Ante ese conmovedor escenario y acompañadas del toque de silencio a cargo de los Dragones de la Institución, sonaron 10 campanadas, una por cada año de decanato de Lucía Cambranis Gómez quien por más de 50 años ininterrumpidos en la docencia, en vida recibió diferentes galardones como el Premio San Francisco de Campeche y la medalla “Guillermo González Galera”.
“Cuando el maestro no pierde la paciencia y lo disfruta, ya lo hizo todo. Siempre dije ¡Quítame Señor cuando yo pierda la paciencia! Gracias a Dios no he perdido la paciencia así que a la edad de 74 años comencé a estudiar una maestría, aquí me tienen investigando, trabajando y anotando, eso es lo que nos mantiene con una vida profesional aunque tenga sus sinsabores y mucha exigencia, eso hace que uno todavía tenga el deseo de seguir aprendiendo, prodigando a las generaciones los conocimientos y valores que tanta falta hacen”, expresó en la última entrevista concedida a esta casa editorial hace apenas cinco meses.

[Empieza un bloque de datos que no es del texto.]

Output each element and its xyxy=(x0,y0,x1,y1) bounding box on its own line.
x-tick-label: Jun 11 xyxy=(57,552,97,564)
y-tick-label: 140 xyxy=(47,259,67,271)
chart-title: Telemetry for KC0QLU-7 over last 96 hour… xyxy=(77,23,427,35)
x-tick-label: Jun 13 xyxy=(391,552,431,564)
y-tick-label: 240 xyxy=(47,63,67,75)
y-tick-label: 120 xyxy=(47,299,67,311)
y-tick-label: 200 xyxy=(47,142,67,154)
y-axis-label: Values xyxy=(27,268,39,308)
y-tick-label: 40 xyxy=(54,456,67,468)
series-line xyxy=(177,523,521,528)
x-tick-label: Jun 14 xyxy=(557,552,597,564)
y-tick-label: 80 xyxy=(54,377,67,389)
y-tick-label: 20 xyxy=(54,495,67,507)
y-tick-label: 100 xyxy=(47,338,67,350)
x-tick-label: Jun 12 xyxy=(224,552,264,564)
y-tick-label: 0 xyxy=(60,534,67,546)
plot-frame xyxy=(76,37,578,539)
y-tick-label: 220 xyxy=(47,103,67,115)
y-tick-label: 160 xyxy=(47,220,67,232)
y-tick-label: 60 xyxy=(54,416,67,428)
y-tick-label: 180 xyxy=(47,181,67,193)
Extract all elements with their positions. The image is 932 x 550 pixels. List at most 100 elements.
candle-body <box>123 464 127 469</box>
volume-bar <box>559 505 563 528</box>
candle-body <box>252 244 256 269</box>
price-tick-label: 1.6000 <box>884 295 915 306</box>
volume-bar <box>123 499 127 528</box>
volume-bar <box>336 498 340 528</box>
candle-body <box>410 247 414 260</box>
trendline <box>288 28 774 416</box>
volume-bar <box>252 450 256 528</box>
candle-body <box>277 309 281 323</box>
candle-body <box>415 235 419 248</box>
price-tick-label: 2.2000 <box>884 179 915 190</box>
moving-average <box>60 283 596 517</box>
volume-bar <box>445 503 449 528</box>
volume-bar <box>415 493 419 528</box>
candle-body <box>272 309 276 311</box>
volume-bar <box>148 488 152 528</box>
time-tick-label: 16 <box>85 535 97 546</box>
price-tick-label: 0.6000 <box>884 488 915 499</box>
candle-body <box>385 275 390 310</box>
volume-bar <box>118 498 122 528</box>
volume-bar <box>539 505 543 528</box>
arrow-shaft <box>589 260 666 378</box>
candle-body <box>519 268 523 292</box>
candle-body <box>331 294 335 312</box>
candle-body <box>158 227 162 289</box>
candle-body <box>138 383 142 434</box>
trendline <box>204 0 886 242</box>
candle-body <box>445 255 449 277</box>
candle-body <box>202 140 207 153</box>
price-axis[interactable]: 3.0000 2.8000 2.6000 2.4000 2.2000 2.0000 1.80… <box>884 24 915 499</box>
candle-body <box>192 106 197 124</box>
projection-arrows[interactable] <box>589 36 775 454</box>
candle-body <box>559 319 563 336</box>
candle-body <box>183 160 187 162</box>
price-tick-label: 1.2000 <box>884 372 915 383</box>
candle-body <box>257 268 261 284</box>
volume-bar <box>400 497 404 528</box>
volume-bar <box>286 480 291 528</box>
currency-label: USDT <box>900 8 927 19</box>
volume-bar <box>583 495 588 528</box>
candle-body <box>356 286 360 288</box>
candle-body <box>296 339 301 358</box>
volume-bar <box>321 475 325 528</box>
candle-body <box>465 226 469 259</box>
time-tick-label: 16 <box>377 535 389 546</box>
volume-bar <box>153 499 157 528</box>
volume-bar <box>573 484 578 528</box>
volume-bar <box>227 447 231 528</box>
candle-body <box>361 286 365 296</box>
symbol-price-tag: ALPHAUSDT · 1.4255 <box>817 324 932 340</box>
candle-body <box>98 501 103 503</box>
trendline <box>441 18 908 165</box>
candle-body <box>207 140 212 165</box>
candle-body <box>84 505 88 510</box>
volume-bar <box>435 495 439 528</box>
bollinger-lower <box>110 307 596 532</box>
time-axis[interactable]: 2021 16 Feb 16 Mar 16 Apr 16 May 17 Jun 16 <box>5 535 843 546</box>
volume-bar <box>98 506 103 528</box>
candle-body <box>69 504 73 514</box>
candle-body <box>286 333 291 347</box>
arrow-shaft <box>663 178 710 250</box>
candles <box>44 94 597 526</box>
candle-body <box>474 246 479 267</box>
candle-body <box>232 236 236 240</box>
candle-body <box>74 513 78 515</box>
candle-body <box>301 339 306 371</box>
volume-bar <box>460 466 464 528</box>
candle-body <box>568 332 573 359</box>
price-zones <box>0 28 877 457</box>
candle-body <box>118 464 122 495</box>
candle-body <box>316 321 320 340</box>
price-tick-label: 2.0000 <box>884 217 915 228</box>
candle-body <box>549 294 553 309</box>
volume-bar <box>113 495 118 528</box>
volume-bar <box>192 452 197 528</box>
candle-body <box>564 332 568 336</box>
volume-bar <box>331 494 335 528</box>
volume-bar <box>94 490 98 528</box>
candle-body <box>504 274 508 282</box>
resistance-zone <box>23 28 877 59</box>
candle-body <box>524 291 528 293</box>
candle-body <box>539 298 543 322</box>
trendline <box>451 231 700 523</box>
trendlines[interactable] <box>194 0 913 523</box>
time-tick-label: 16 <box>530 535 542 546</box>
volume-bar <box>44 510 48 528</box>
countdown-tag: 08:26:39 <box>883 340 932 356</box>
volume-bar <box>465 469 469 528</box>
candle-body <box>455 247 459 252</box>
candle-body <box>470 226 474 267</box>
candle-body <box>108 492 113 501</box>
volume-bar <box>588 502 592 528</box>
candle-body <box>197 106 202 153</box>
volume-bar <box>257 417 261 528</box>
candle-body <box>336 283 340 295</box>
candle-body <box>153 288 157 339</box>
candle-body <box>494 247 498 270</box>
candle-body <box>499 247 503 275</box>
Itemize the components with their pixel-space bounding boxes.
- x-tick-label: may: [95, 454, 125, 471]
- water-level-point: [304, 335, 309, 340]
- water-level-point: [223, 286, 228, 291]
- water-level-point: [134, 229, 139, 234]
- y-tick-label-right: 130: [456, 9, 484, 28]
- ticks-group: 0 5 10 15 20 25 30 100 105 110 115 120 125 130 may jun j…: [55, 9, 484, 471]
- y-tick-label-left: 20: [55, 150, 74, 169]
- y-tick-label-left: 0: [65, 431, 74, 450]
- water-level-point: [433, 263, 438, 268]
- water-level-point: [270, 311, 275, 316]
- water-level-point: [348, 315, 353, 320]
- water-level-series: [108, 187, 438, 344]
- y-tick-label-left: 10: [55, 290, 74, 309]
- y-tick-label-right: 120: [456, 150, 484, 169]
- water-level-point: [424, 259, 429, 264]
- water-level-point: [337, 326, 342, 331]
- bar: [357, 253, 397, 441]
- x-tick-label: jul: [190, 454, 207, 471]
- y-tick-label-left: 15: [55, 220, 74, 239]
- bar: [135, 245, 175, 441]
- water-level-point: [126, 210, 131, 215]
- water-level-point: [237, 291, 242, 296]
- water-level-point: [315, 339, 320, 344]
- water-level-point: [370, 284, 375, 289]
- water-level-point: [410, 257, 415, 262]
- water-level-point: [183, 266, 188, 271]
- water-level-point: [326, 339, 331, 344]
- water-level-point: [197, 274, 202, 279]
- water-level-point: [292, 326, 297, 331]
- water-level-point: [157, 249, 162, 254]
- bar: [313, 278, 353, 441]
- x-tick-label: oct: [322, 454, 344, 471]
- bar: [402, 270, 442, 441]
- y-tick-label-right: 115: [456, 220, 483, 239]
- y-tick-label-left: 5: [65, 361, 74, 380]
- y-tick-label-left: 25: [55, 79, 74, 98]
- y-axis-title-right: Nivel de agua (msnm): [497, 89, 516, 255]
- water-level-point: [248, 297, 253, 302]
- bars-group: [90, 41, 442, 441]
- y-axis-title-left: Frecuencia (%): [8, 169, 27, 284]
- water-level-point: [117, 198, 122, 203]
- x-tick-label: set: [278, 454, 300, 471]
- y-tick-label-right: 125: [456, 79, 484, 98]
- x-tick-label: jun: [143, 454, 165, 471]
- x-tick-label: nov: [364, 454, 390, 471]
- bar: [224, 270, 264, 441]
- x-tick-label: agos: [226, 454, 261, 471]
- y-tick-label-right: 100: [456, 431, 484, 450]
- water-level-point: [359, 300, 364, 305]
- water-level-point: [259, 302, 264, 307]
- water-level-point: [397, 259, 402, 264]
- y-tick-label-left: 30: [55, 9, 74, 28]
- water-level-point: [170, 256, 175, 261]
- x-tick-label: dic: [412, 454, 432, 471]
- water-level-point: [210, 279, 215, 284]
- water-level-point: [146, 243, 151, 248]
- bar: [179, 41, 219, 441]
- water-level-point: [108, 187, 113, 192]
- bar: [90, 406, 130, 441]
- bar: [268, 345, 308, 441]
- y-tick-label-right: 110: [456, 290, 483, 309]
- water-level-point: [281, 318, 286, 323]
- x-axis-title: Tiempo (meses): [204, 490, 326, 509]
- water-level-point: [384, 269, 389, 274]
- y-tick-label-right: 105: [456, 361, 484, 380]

Hoy se ha reunido con su esposo Roberto Silva, quien hace cerca de 10 años se adelantó en el camino, el hombre que en vida se sentaba a esperarla en el escalón del Instituto Campechano cuando Lucía se quedaba hasta las 12 de la noche con sus alumnos que preparaban su material didáctico en un tiempo en el que la tecnología era escasa.
El Instituto Campechano está de luto “dijo el docente Sergio Suárez durante la ceremonia-, llora ante la pérdida de uno de sus grandes pilares, la maestra Lucía, quien con su ejemplo supo enfrentar todos los obstáculos que la vida le impuso, pero nos reconfortamos porque sabemos que está en un lugar lleno de paz, luz y tranquilidad, al lado de nuestro creador.
“Tu existencia habita en la memoria, en la vida de ayer, en la vida de hoy, en el corazón de tus hijos, en las horas perpetuas de tu ausencia. Nos dejas un gran legado, modelaste con tu vida, la pasión por la educación”, añadió la maestra Teresita Durán Villanueva.
Más tarde, el Rector del Instituto Campechano, Fernando Sandoval Castellanos, acompañado de integrantes de la Junta de Gobierno y Directores de las Escuelas, montó guardia de honor y luego, entregó a sus familiares el grado póstumo a la maestra emérita en pedagogía y la estola que la distinguía como miembro del Consejo Superior.
Al iniciar el evento luctuoso se entonó el himno del Instituto Campechano y al finalizar el Himno Campechano, seguido de un ¡Viva la decana!, así como un minuto de aplausos.
Ante la mirada de la multitud que arribó hasta el antiguo edificio para darle el último adiós, sus restos rodearon el emblemático claustro para más tarde ser llevados a la iglesia de Guadalupe donde se le rindió una misa de cuerpo presente para, finalmente, descansar en el cementerio Jardines del Ángel.